El mundo que viviremos

Después de muchos años, vivo en un piso en Madrid donde entra la luz directa del sol por un ventanal. He pasado por varios pero todos miraban al norte, y cuando me asomaba a la ventana, veía como les entraba el sol a los vecinos de enfrente. Empecé a verlo como un lujo lejano.

Cuando vivía en casa de mis padres, por las mañanas el sol se deslizaba por el blanco suelo de mi cuarto. Si la luz llegaba a la puerta era porque seguramente era tarde y me esperaba un día de agua e ibuprofeno. 

Entonces me parecía que había perdido toda la mañana. Sin embargo ahora, cuando el suelo de madera refleja hacia las paredes la luz blanca del invierno, pienso: “Lo he conseguido”. Cojo un café y me tumbo en el suelo como quien espera que nunca más pase nada.

En ese momento, pienso en el mundo que viviremos, y no es mejor que lo que ya conocíamos. Pienso en que la gente hace cola para devolver un paquete en una tienda de impresoras cuyo principal atractivo es ser “punto Celéritas”. Pienso en que ya no es interesante tener tiendas de libros en los barrios porque es más rentable almacenar miles de ellos en un centro logístico en mitad de la provincia de Guadalajara, te lo empaquete un robot y te los traiga un camión a casa.

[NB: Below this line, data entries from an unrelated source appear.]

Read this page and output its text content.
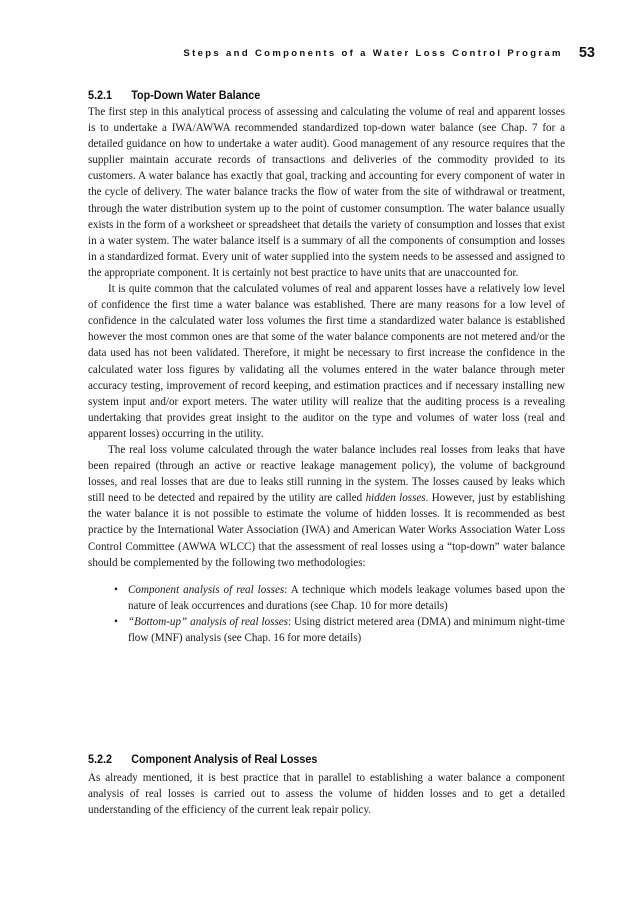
Steps and Components of a Water Loss Control Program 53
5.2.1 Top-Down Water Balance

The first step in this analytical process of assessing and calculating the volume of real and apparent losses is to undertake a IWA/AWWA recommended standardized top-down water balance (see Chap. 7 for a detailed guidance on how to undertake a water audit). Good management of any resource requires that the supplier maintain accurate records of transactions and deliveries of the commodity provided to its customers. A water balance has exactly that goal, tracking and accounting for every component of water in the cycle of delivery. The water balance tracks the flow of water from the site of withdrawal or treatment, through the water distribution system up to the point of customer consumption. The water balance usually exists in the form of a worksheet or spreadsheet that details the variety of consumption and losses that exist in a water system. The water balance itself is a summary of all the components of consumption and losses in a standardized format. Every unit of water supplied into the system needs to be assessed and assigned to the appropriate component. It is certainly not best practice to have units that are unaccounted for.

It is quite common that the calculated volumes of real and apparent losses have a relatively low level of confidence the first time a water balance was established. There are many reasons for a low level of confidence in the calculated water loss volumes the first time a standardized water balance is established however the most common ones are that some of the water balance components are not metered and/or the data used has not been validated. Therefore, it might be necessary to first increase the confidence in the calculated water loss figures by validating all the volumes entered in the water balance through meter accuracy testing, improvement of record keeping, and estimation practices and if necessary installing new system input and/or export meters. The water utility will realize that the auditing process is a revealing undertaking that provides great insight to the auditor on the type and volumes of water loss (real and apparent losses) occurring in the utility.

The real loss volume calculated through the water balance includes real losses from leaks that have been repaired (through an active or reactive leakage management policy), the volume of background losses, and real losses that are due to leaks still running in the system. The losses caused by leaks which still need to be detected and repaired by the utility are called hidden losses. However, just by establishing the water balance it is not possible to estimate the volume of hidden losses. It is recommended as best practice by the International Water Association (IWA) and American Water Works Association Water Loss Control Committee (AWWA WLCC) that the assessment of real losses using a “top-down” water balance should be complemented by the following two methodologies:

• Component analysis of real losses: A technique which models leakage volumes based upon the nature of leak occurrences and durations (see Chap. 10 for more details)
• “Bottom-up” analysis of real losses: Using district metered area (DMA) and minimum night-time flow (MNF) analysis (see Chap. 16 for more details)
5.2.2 Component Analysis of Real Losses

As already mentioned, it is best practice that in parallel to establishing a water balance a component analysis of real losses is carried out to assess the volume of hidden losses and to get a detailed understanding of the efficiency of the current leak repair policy.
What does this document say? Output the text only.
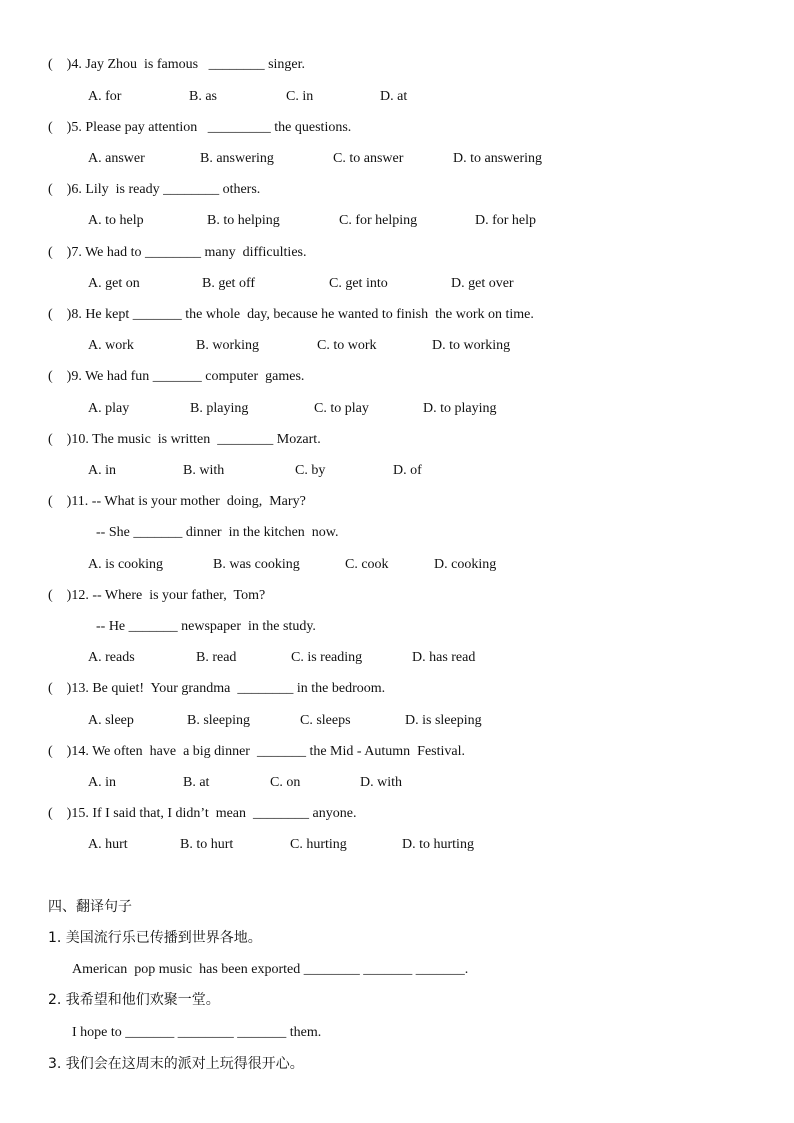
(    )4. Jay Zhou  is famous   ________ singer.
A. for	B. as	C. in	D. at
(    )5. Please pay attention   _________ the questions.
A. answer	B. answering	C. to answer	D. to answering
(    )6. Lily  is ready ________ others.
A. to help	B. to helping	C. for helping	D. for help
(    )7. We had to ________ many  difficulties.
A. get on	B. get off	C. get into	D. get over
(    )8. He kept _______ the whole  day, because he wanted to finish  the work on time.
A. work	B. working	C. to work	D. to working
(    )9. We had fun _______ computer  games.
A. play	B. playing	C. to play	D. to playing
(    )10. The music  is written  ________ Mozart.
A. in	B. with	C. by	D. of
(    )11. -- What is your mother  doing,  Mary?
-- She _______ dinner  in the kitchen  now.
A. is cooking	B. was cooking	C. cook	D. cooking
(    )12. -- Where  is your father,  Tom?
-- He _______ newspaper  in the study.
A. reads	B. read	C. is reading	D. has read
(    )13. Be quiet!  Your grandma  ________ in the bedroom.
A. sleep	B. sleeping	C. sleeps	D. is sleeping
(    )14. We often  have  a big dinner  _______ the Mid - Autumn  Festival.
A. in	B. at	C. on	D. with
(    )15. If I said that, I didn’t  mean  ________ anyone.
A. hurt	B. to hurt	C. hurting	D. to hurting
四、翻译句子
1. 美国流行乐已传播到世界各地。
American  pop music  has been exported ________ _______ _______.
2. 我希望和他们欢聚一堂。
I hope to _______ ________ _______ them.
3. 我们会在这周末的派对上玩得很开心。
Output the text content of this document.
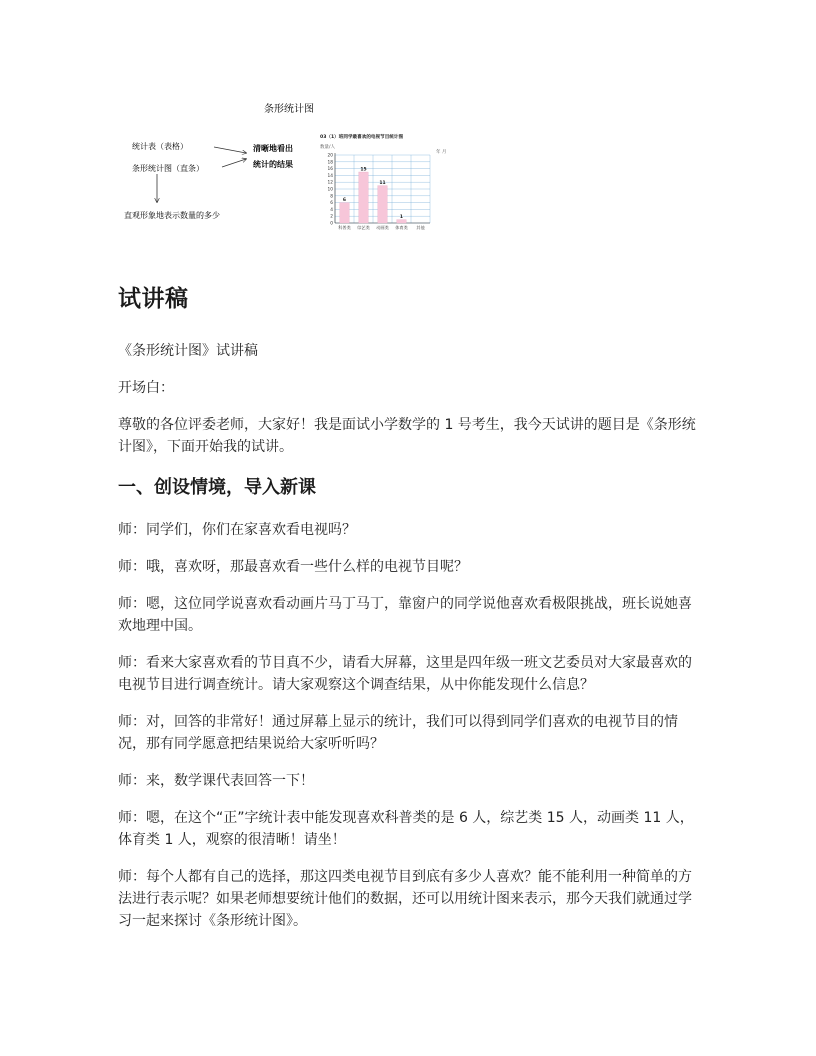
条形统计图
统计表（表格）
条形统计图（直条）
清晰地看出
统计的结果
直观形象地表示数量的多少
03（1）班同学最喜欢的电视节目统计图
年 月
数量/人
0
2
4
6
8
10
12
14
16
18
20
6
科普类
15
综艺类
11
动画类
1
体育类 其他
试讲稿

《条形统计图》试讲稿

开场白：

尊敬的各位评委老师，大家好！我是面试小学数学的 1 号考生，我今天试讲的题目是《条形统计图》，下面开始我的试讲。

一、创设情境，导入新课

师：同学们，你们在家喜欢看电视吗？

师：哦，喜欢呀，那最喜欢看一些什么样的电视节目呢？

师：嗯，这位同学说喜欢看动画片马丁马丁，靠窗户的同学说他喜欢看极限挑战，班长说她喜欢地理中国。

师：看来大家喜欢看的节目真不少，请看大屏幕，这里是四年级一班文艺委员对大家最喜欢的电视节目进行调查统计。请大家观察这个调查结果，从中你能发现什么信息？

师：对，回答的非常好！通过屏幕上显示的统计，我们可以得到同学们喜欢的电视节目的情况，那有同学愿意把结果说给大家听听吗？

师：来，数学课代表回答一下！

师：嗯，在这个“正”字统计表中能发现喜欢科普类的是 6 人，综艺类 15 人，动画类 11 人，体育类 1 人，观察的很清晰！请坐！

师：每个人都有自己的选择，那这四类电视节目到底有多少人喜欢？能不能利用一种简单的方法进行表示呢？如果老师想要统计他们的数据，还可以用统计图来表示，那今天我们就通过学习一起来探讨《条形统计图》。
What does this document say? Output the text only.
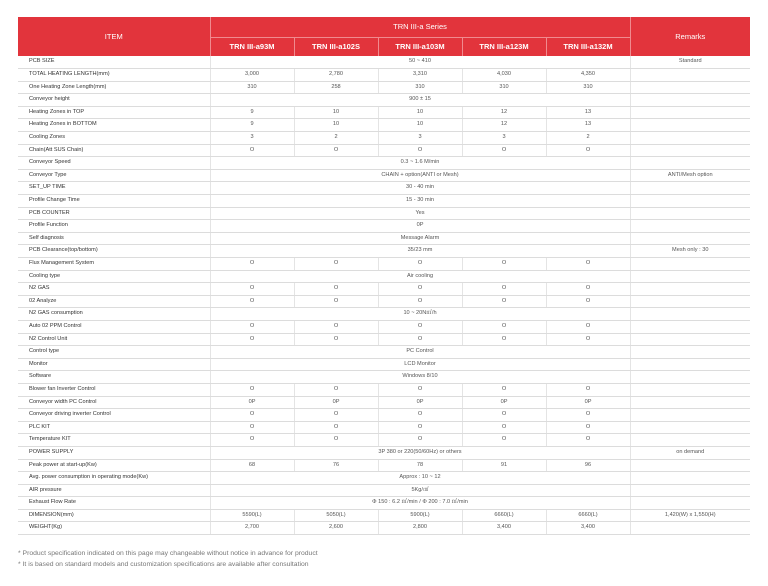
ITEM	TRN III-a Series					Remarks
	TRN III-a93M	TRN III-a102S	TRN III-a103M	TRN III-a123M	TRN III-a132M	
PCB SIZE	50 ~ 410					Standard
TOTAL HEATING LENGTH(mm)	3,000	2,780	3,310	4,030	4,350	
One Heating Zone Length(mm)	310	258	310	310	310	
Conveyor height	900 ± 15					
Heating Zones in TOP	9	10	10	12	13	
Heating Zones in BOTTOM	9	10	10	12	13	
Cooling Zones	3	2	3	3	2	
Chain(Att SUS Chain)	O	O	O	O	O	
Conveyor Speed	0.3 ~ 1.6 M/min					
Conveyor Type	CHAIN + option(ANTI or Mesh)					ANTI/Mesh option
SET_UP TIME	30 - 40 min					
Profile Change Time	15 - 30 min					
PCB COUNTER	Yes					
Profile Function	0P					
Self diagnosis	Message Alarm					
PCB Clearance(top/bottom)	35/23 mm					Mesh only : 30
Flux Management System	O	O	O	O	O	
Cooling type	Air cooling					
N2 GAS	O	O	O	O	O	
02 Analyze	O	O	O	O	O	
N2 GAS consumption	10 ~ 20N㎥/h					
Auto 02 PPM Control	O	O	O	O	O	
N2 Control Unit	O	O	O	O	O	
Control type	PC Control					
Monitor	LCD Monitor					
Software	Windows 8/10					
Blower fan Inverter Control	O	O	O	O	O	
Conveyor width PC Control	0P	0P	0P	0P	0P	
Conveyor driving inverter Control	O	O	O	O	O	
PLC KIT	O	O	O	O	O	
Temperature KIT	O	O	O	O	O	
POWER SUPPLY	3P 380 or 220(50/60Hz) or others					on demand
Peak power at start-up(Kw)	68	76	78	91	96	
Avg. power consumption in operating mode(Kw)	Approx : 10 ~ 12					
AIR pressure	5Kg/㎠					
Exhaust Flow Rate	Φ 150 : 6.2 ㎥/min / Φ 200 : 7.0 ㎥/min					
DIMENSION(mm)	5590(L)	5050(L)	5900(L)	6660(L)	6660(L)	1,420(W) x 1,550(H)
WEIGHT(Kg)	2,700	2,600	2,800	3,400	3,400	
* Product specification indicated on this page may changeable without notice in advance for product
* It is based on standard models and customization specifications are available after consultation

Cierran todo tipo de negocios, abren tiendas de fruta y tiendas de uñas. Y mientras la revolución digital nos lleva “series a la carta” a nuestra TV, de paso se lleva por delante miles de puestos de trabajo en todo tipo de empresas.

Conforme me voy bebiendo el café, me doy cuenta que no hay un plan B. Estamos sujetando los papeles de la mesa para que no se vuelen, pero vamos a volar nosotros con ellos. No se si me entiendes.

El sol se ha escondido tras de un edificio, deben ser las 17 h. Desde el suelo, me pregunto si realmente querremos estar en el mundo que viviremos.